Title: Methodological Advances in Experimental Design
About the Talk: The speaker will discuss a number of methodological advances in experimental design, and how the design stage of a study can be productively used to resolve problems before data is even collected. He will discuss three such cases: First, he will briefly examine how best to assign treatment when the goal is transporting causal effects to a known population. It turns out that improved generalization just requires a simple modification to the typical rerandomization objective (paper: https://arxiv.org/abs/2009.03860). Second, the speaker will look at how a design aimed at improved estimation of heterogeneous treatment effects works. This delves a bit into algorithmic CS theory, showing a connection between designs for good HTE estimation and a ubiquitous graph cutting problem, MAXCUT (paper: https://arxiv.org/abs/2010.11332).
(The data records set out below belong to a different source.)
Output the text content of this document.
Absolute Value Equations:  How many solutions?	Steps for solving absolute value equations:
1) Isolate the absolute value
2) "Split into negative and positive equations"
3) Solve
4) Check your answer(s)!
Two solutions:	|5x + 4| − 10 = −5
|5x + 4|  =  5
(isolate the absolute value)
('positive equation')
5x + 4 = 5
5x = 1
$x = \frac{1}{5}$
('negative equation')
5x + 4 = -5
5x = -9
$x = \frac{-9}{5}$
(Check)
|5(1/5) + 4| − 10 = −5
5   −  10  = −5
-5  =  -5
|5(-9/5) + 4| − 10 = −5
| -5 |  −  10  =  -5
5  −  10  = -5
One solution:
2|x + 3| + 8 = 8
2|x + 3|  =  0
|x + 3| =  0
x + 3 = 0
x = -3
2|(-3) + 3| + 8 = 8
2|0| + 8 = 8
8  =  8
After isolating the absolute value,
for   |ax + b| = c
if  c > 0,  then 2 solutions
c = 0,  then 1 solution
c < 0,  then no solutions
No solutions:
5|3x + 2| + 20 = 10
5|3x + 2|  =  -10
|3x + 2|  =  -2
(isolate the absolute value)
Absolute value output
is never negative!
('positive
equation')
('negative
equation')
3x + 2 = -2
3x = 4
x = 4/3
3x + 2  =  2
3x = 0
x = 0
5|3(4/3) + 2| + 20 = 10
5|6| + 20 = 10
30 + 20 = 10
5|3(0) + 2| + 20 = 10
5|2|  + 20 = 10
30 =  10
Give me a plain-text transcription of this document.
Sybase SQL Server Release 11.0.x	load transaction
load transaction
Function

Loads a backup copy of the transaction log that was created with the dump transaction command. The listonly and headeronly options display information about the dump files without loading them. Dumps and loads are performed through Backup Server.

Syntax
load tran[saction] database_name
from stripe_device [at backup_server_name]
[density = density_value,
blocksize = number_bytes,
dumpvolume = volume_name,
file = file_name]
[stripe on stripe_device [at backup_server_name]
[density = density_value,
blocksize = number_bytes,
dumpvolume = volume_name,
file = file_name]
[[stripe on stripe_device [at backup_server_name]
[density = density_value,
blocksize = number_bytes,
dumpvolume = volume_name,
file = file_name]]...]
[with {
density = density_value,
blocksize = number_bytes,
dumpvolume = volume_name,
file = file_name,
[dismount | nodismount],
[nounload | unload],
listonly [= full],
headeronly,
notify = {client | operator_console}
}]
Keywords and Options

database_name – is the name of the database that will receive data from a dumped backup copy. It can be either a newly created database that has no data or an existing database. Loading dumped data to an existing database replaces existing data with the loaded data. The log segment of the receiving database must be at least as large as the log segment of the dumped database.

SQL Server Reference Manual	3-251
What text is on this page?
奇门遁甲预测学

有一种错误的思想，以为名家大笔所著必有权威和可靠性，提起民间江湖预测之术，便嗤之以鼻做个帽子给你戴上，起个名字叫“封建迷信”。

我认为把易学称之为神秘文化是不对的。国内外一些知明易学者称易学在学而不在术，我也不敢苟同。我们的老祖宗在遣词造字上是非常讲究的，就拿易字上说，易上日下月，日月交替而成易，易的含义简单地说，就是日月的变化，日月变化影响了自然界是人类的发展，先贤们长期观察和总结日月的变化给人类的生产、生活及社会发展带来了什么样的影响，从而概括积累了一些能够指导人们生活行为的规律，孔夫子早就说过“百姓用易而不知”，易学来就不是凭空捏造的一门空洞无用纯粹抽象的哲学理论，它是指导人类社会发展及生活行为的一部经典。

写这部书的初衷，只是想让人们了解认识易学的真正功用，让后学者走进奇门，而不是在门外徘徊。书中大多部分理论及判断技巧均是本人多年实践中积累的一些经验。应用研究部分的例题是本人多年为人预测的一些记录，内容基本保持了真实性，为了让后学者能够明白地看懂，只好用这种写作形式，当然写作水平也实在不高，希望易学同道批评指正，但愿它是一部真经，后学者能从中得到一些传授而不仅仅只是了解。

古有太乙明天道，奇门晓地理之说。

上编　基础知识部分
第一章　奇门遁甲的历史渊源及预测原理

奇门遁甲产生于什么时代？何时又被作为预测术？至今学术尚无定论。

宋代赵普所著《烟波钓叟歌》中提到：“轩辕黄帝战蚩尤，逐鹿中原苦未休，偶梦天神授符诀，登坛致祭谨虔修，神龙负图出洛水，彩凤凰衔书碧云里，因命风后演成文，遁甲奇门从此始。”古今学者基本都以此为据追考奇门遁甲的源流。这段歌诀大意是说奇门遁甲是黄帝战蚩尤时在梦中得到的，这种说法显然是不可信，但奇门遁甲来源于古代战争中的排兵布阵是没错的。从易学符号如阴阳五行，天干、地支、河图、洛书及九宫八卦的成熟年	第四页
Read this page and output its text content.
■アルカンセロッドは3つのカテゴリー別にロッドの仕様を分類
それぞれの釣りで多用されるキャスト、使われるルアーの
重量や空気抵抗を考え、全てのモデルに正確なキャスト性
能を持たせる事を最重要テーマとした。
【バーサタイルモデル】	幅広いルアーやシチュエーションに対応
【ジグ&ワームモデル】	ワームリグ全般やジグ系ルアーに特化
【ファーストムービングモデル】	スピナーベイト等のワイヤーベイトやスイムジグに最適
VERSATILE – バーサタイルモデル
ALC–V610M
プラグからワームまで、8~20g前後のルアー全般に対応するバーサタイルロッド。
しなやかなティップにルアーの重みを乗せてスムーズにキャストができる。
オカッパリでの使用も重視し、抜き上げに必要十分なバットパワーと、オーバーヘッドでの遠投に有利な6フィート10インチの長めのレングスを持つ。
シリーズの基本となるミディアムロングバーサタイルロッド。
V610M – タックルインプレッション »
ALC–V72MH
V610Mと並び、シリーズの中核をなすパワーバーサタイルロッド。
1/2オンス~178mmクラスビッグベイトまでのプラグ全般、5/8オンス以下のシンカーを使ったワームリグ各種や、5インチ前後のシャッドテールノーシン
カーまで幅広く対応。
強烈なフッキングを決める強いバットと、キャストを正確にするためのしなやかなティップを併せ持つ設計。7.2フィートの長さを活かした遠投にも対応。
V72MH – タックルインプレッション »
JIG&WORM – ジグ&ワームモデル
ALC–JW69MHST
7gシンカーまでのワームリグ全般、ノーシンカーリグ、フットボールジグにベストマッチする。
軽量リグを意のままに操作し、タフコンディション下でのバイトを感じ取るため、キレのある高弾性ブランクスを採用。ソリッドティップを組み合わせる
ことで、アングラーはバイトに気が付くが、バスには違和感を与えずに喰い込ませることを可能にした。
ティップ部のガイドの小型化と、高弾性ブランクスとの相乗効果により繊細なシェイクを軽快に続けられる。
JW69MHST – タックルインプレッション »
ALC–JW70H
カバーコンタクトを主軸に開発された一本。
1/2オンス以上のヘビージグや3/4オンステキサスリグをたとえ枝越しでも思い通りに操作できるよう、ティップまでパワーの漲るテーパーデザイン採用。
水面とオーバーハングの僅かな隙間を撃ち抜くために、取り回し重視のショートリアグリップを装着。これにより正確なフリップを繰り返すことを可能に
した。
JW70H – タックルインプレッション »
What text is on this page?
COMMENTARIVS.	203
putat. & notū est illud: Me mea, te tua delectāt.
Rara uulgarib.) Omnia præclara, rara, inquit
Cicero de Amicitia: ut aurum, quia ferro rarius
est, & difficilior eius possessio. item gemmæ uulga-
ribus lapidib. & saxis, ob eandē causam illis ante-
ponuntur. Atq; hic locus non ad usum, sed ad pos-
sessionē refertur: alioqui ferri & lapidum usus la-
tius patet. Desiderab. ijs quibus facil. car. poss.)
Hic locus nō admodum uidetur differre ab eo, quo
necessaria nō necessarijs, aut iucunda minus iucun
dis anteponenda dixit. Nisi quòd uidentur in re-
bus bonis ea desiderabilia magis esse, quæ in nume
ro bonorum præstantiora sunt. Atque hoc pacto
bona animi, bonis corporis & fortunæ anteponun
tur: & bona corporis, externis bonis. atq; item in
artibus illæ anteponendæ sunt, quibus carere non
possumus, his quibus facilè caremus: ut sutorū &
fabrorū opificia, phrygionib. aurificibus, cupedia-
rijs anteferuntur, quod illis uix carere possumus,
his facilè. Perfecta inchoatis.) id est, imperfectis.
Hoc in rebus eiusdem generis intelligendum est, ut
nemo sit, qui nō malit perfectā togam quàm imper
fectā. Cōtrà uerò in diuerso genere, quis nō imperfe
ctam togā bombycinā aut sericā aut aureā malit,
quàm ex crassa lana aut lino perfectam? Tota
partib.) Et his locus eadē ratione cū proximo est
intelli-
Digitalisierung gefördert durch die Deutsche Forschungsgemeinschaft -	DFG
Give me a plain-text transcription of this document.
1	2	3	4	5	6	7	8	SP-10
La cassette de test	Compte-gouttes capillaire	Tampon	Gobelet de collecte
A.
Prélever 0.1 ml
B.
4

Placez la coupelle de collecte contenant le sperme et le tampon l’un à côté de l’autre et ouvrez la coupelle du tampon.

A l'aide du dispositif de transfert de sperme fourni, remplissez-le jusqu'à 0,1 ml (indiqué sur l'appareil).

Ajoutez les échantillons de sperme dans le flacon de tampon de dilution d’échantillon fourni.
The bulk of the talk will be around a procedure for online (i.e. sequential) assignment of units to treatment, such as in a survey experiment. Specifically, extensions of the state-of-the-art for online discrepancy minimization from the CS literature would be introduced, as well as the procedures to accommodate multiple treatments and non-uniform treatment probabilities. This procedure works quite well, has provable robustness properties and is even sometimes competitive with _offline_ allocation procedures which are far slower than the proposed algorithm (paper: https://arxiv.org/abs/2203.02025).
About the Speaker: Drew Dimmery received his PhD in Politics from New York University in 2016 with a dissertation on methods in causal inference and machine learning, after which he worked for four years on the Adaptive Experimentation team in Facebook’s Core Data Science, developing and implementing methods and tools to improve experimentation at scale. Between 2021 and 2023, he was the Scientific Coordinator at the University of Vienna’s Data Science Research Network, supporting third mission activities of the University alongside his research. He has published in top machine learning journals such as ICML, KDD and AISTATS, as well as general-interest journals such as Science and Nature. Methodologically, his focus of study is on methods for experimentation and causal machine learning. Substantively, he focuses largely on the internet and social media.